Если Кумин и была раздосадована тем, что ей приходилось ухаживать за Энн на расстоянии, если она и надеялась отдохнуть от подруги, пока та будет за границей, в письмах Максин этого не показывала. Но она призналась, что завидует Энн. «Я не осознавала, что завидую тебе, — писала Максин в августе, — но это именно так»461. Пока Секстон ездила из Брюсселя в Амстердам, а из Амстердама в Цюрих, Кумин готовила, принимала у себя нескольких придирчивых членов семьи и пыталась вылечить боль в спине. «Пока одни попадают в приключения с зонтами в метро, — с неким раздражением писала она Секстон, — другие остаются дома и готовят гребаное желе»462. Энн распивала негрони и каталась на гондолах, а Кумин «глотала какао-ликер», перечитывала письма Секстон и «хотела бы быть на ее месте».

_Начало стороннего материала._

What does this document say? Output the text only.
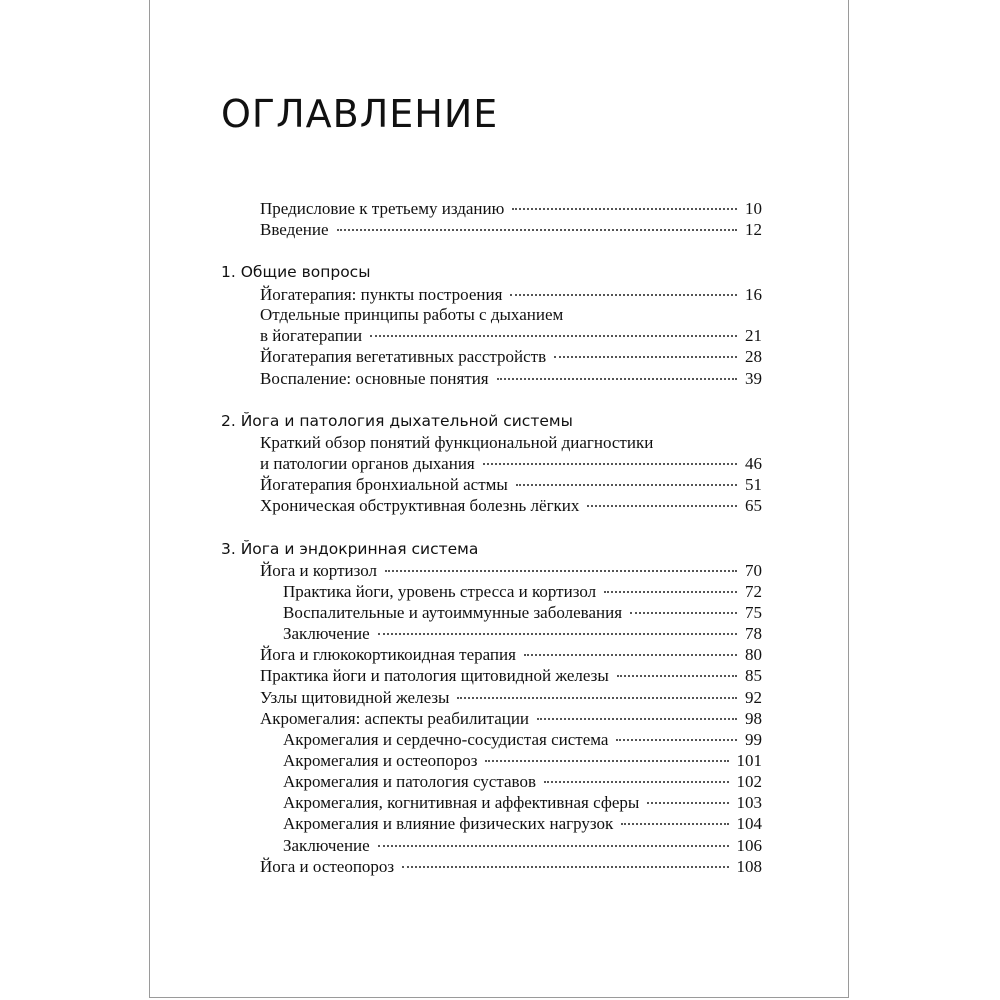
ОГЛАВЛЕНИЕ
Предисловие к третьему изданию	10
Введение	12
1. Общие вопросы
Йогатерапия: пункты построения	16
Отдельные принципы работы с дыханием
в йогатерапии	21
Йогатерапия вегетативных расстройств	28
Воспаление: основные понятия	39
2. Йога и патология дыхательной системы
Краткий обзор понятий функциональной диагностики
и патологии органов дыхания	46
Йогатерапия бронхиальной астмы	51
Хроническая обструктивная болезнь лёгких	65
3. Йога и эндокринная система
Йога и кортизол	70
Практика йоги, уровень стресса и кортизол	72
Воспалительные и аутоиммунные заболевания	75
Заключение	78
Йога и глюкокортикоидная терапия	80
Практика йоги и патология щитовидной железы	85
Узлы щитовидной железы	92
Акромегалия: аспекты реабилитации	98
Акромегалия и сердечно-сосудистая система	99
Акромегалия и остеопороз	101
Акромегалия и патология суставов	102
Акромегалия, когнитивная и аффективная сферы	103
Акромегалия и влияние физических нагрузок	104
Заключение	106
Йога и остеопороз	108
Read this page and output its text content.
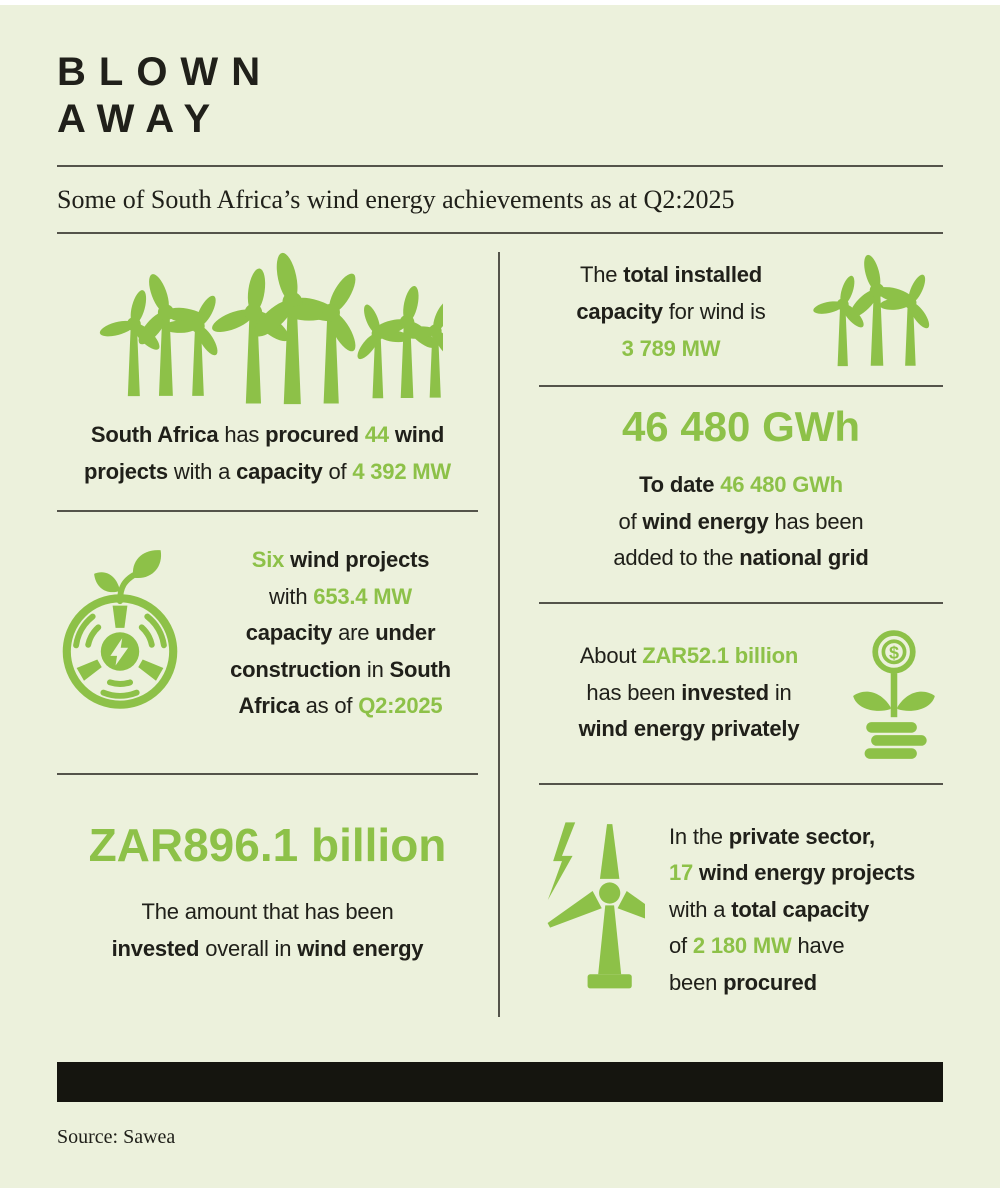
BLOWN
AWAY

Some of South Africa’s wind energy achievements as at Q2:2025

South Africa has procured 44 wind
projects with a capacity of 4 392 MW
Six wind projects
with 653.4 MW
capacity are under
construction in South
Africa as of Q2:2025
ZAR896.1 billion
The amount that has been
invested overall in wind energy
The total installed
capacity for wind is
3 789 MW
46 480 GWh
To date 46 480 GWh
of wind energy has been
added to the national grid
About ZAR52.1 billion
has been invested in
wind energy privately
$
In the private sector,
17 wind energy projects
with a total capacity
of 2 180 MW have
been procured

Source: Sawea
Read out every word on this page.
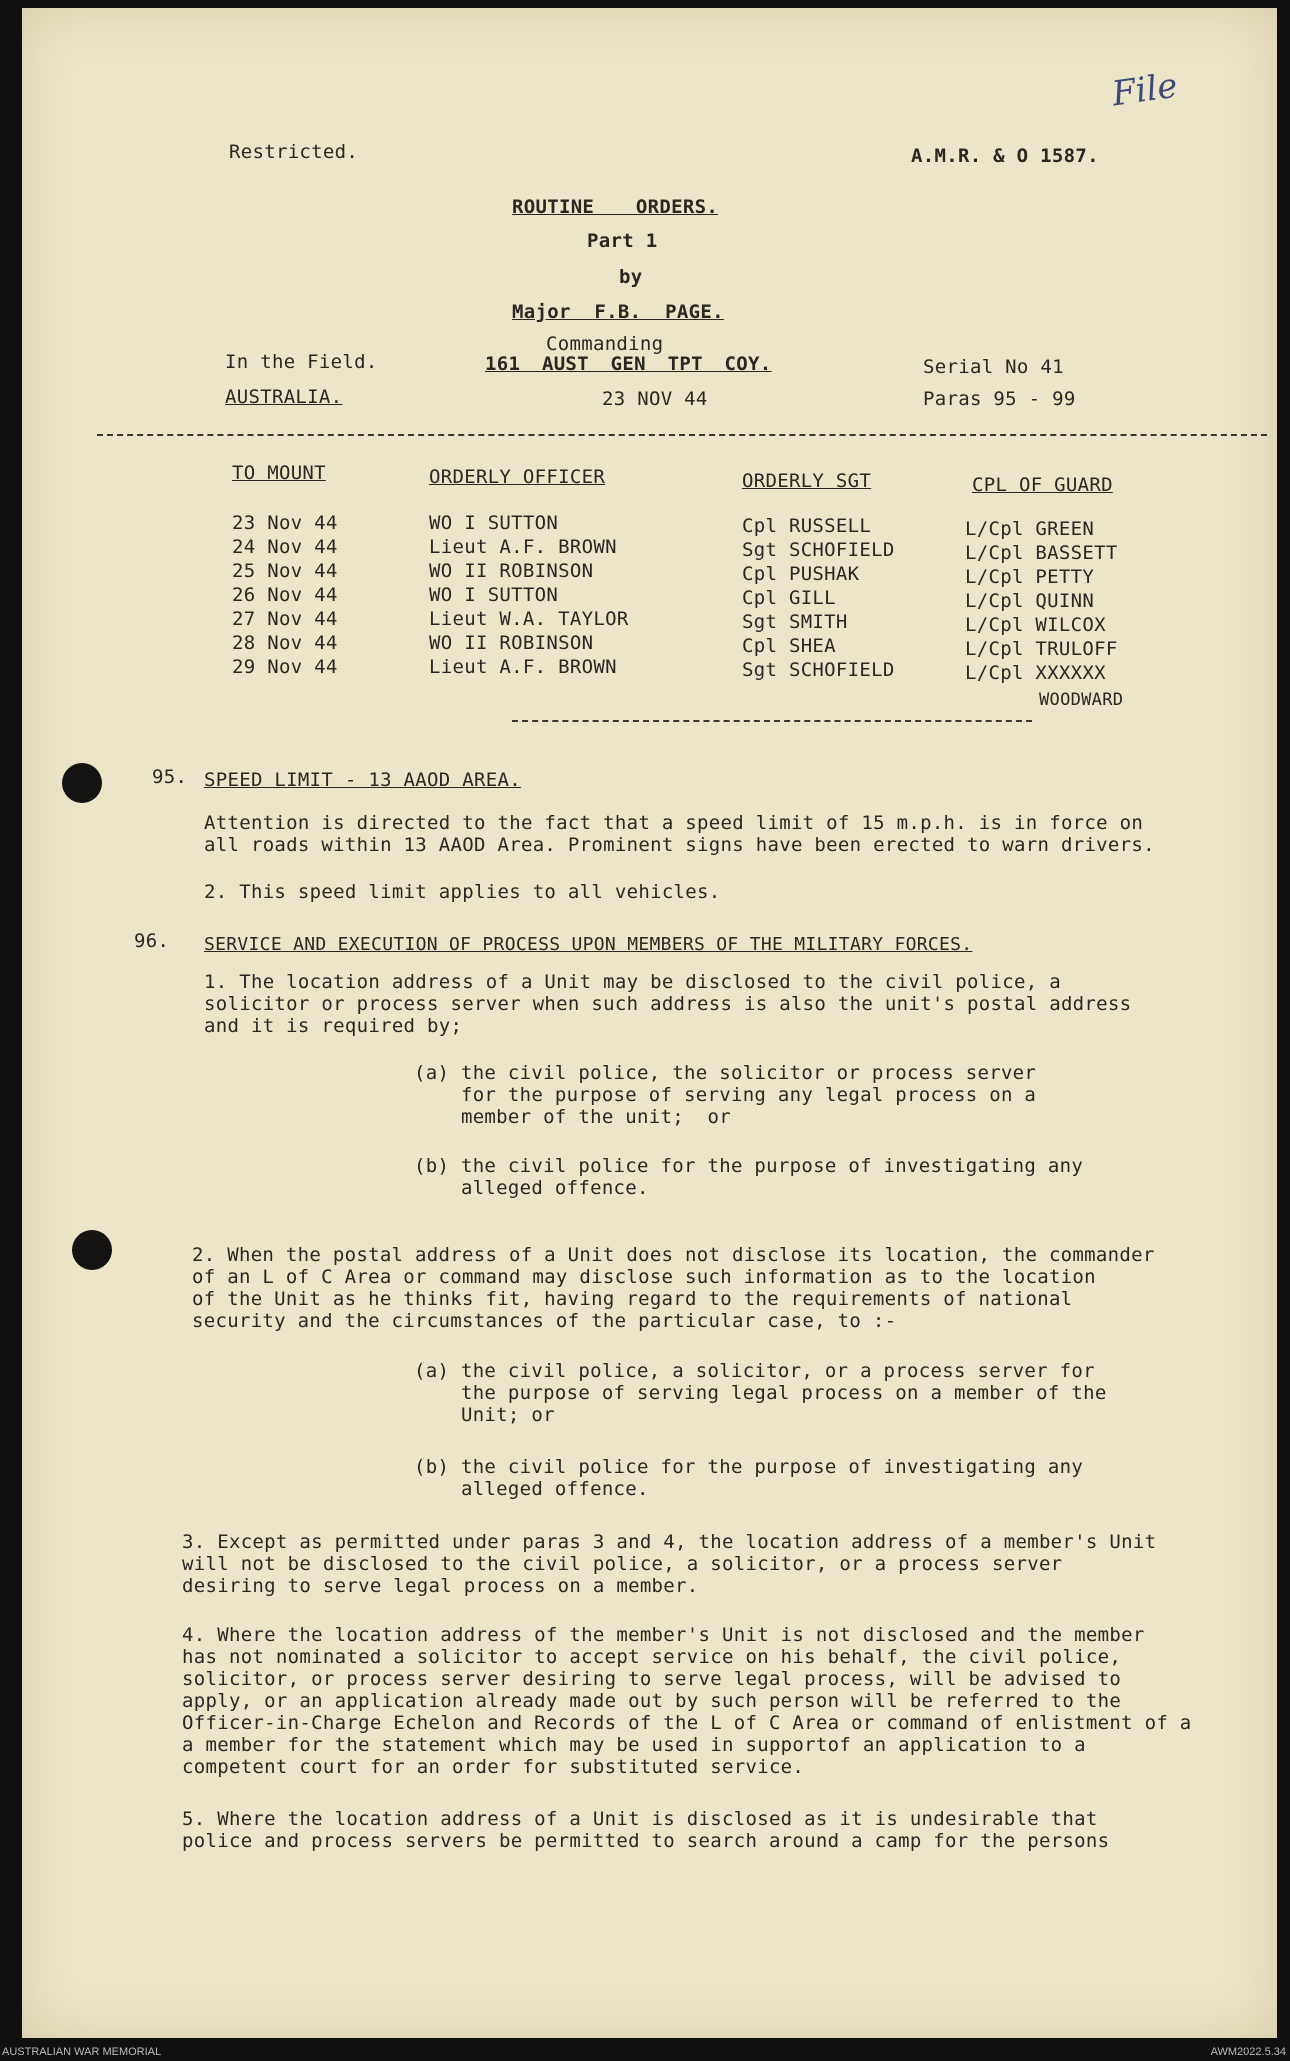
File
Restricted.	A.M.R. & O 1587.
ROUTINE ORDERS.
Part 1
by
Major F.B. PAGE.
Commanding
161 AUST GEN TPT COY.
23 NOV 44
In the Field.
AUSTRALIA.
Serial No 41
Paras 95 - 99
TO MOUNT	ORDERLY OFFICER	ORDERLY SGT	CPL OF GUARD
23 Nov 44	WO I SUTTON	Cpl RUSSELL	L/Cpl GREEN
24 Nov 44	Lieut A.F. BROWN	Sgt SCHOFIELD	L/Cpl BASSETT
25 Nov 44	WO II ROBINSON	Cpl PUSHAK	L/Cpl PETTY
26 Nov 44	WO I SUTTON	Cpl GILL	L/Cpl QUINN
27 Nov 44	Lieut W.A. TAYLOR	Sgt SMITH	L/Cpl WILCOX
28 Nov 44	WO II ROBINSON	Cpl SHEA	L/Cpl TRULOFF
29 Nov 44	Lieut A.F. BROWN	Sgt SCHOFIELD	L/Cpl XXXXXX
WOODWARD
95. SPEED LIMIT - 13 AAOD AREA.
Attention is directed to the fact that a speed limit of 15 m.p.h. is in force on
all roads within 13 AAOD Area. Prominent signs have been erected to warn drivers.
2. This speed limit applies to all vehicles.
96. SERVICE AND EXECUTION OF PROCESS UPON MEMBERS OF THE MILITARY FORCES.
1. The location address of a Unit may be disclosed to the civil police, a
solicitor or process server when such address is also the unit's postal address
and it is required by;
(a) the civil police, the solicitor or process server
for the purpose of serving any legal process on a
member of the unit;  or
(b) the civil police for the purpose of investigating any
alleged offence.
2. When the postal address of a Unit does not disclose its location, the commander
of an L of C Area or command may disclose such information as to the location
of the Unit as he thinks fit, having regard to the requirements of national
security and the circumstances of the particular case, to :-
(a) the civil police, a solicitor, or a process server for
the purpose of serving legal process on a member of the
Unit; or
(b) the civil police for the purpose of investigating any
alleged offence.
3. Except as permitted under paras 3 and 4, the location address of a member's Unit
will not be disclosed to the civil police, a solicitor, or a process server
desiring to serve legal process on a member.
4. Where the location address of the member's Unit is not disclosed and the member
has not nominated a solicitor to accept service on his behalf, the civil police,
solicitor, or process server desiring to serve legal process, will be advised to
apply, or an application already made out by such person will be referred to the
Officer-in-Charge Echelon and Records of the L of C Area or command of enlistment of a
a member for the statement which may be used in supportof an application to a
competent court for an order for substituted service.
5. Where the location address of a Unit is disclosed as it is undesirable that
police and process servers be permitted to search around a camp for the persons
AUSTRALIAN WAR MEMORIAL	AWM2022.5.34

И хотя Максин отлично справлялась с обязанностями критика и поверенной, она порой задавалась вопросом, как так вышло, что она и подруга, и нянька, и критик, и опекун. Той осенью, пока Секстон была за границей, Кумин прочитала дневники Кэтрин Мэнсфилд. Олсен очень любила Мэнсфилд, и, возможно, Кумин решила ознакомиться с ее произведениями по рекомендации подруги. Мэнсфилд большую часть жизни проболела туберкулезом и умерла в 1923 году. Ее муж, критик и писатель Джон Миддлтон Мерри, никогда не мог толком о ней позаботиться, и поэтому Мэнсфилд полагалась на помощь подруги Иды Бейкер, которую называла Л. М. (она переименовала подругу в Лесли Моррис). Бейкер была невероятно преданной подругой: как писала Кэти Ройфе, Ида «периодически все бросала и исполняла все прихоти Кэтрин — была ее уборщицей, швеей, поверенной, компаньонкой, поварихой и медсестрой»463. И хотя Мэнсфилд часто выражала благодарность подруге («союз друзей столь же священен и вечен, как и брак»464, — написала Кэтрин однажды), впоследствии она отказалась от помощи Бейкер и резко порвала с ней отношения.
Кумин была обескуражена тем, как эта «трогательная, глубокая дружба… за годы товарищества, ухода и нежных домашних забот превратилась в пренебрежительную язвительность, так что Мэнсфилд в какой-то момент начала презирать Иду и стала отвечать ей резкостями, срывами и издевками». И хотя Кумин сочла историю Мэнсфилд поводом поразмыслить над тем, как сложно бывает пронести прежнюю дружбу в новую жизнь («Был бы еще пункт обмена, где можно оставить надоевшую дружбу и примерить другую», — писала она), мораль этой истории вполне очевидна. Слишком постоянного, слишком надежного человека могут принимать как данность, не ценить. Тот, кто полностью принимает на себя роль опекуна, не может при этом быть настоящим другом.
А Кумин хотела быть больше чем опекуном. Максин хотела быть подругой, а не нянькой, и у нее тоже были свои потребности. Она нуждалась в интеллектуальной дружбе и понимании. Секстон могла задать Кумин встряску и вырвать ее из кокона сдержанной пристойности — помочь ей сбросить маску послушной дочери «прекрасной леди». Энн была мятежным, непостоянным двойником стабильной и приземленной Максин 465.
Как-то Секстон пошутила, что она — первая настоящая подруга Кумин. И в своих письмах Максин это признает. «Я приняла тебя с твоим прошлым, твоими радостями и горестями», — писала она Секстон холодным и мокрым сентябрьским днем. Кумин «осмелилась впустить эти драгоценные чувства и удержать их». Она превратила некоторые из них в стихотворение, прощальную речь, в которой одной подруге запрещалось оплакивать другую. Одна строчка начиналась со слов «У нас есть свои константы»:
Возможно, «папиросная бумага» напомнила Секстон о семинаре Лоуэлла: его аудиторию всегда наполнял звук сворачиваемых самокруток. Именно там Энн подружилась с Сильвией, которой ко времени поездки уже не было на свете. А теперь и сама Энн пыталась удержаться, чтобы не последовать за подругой.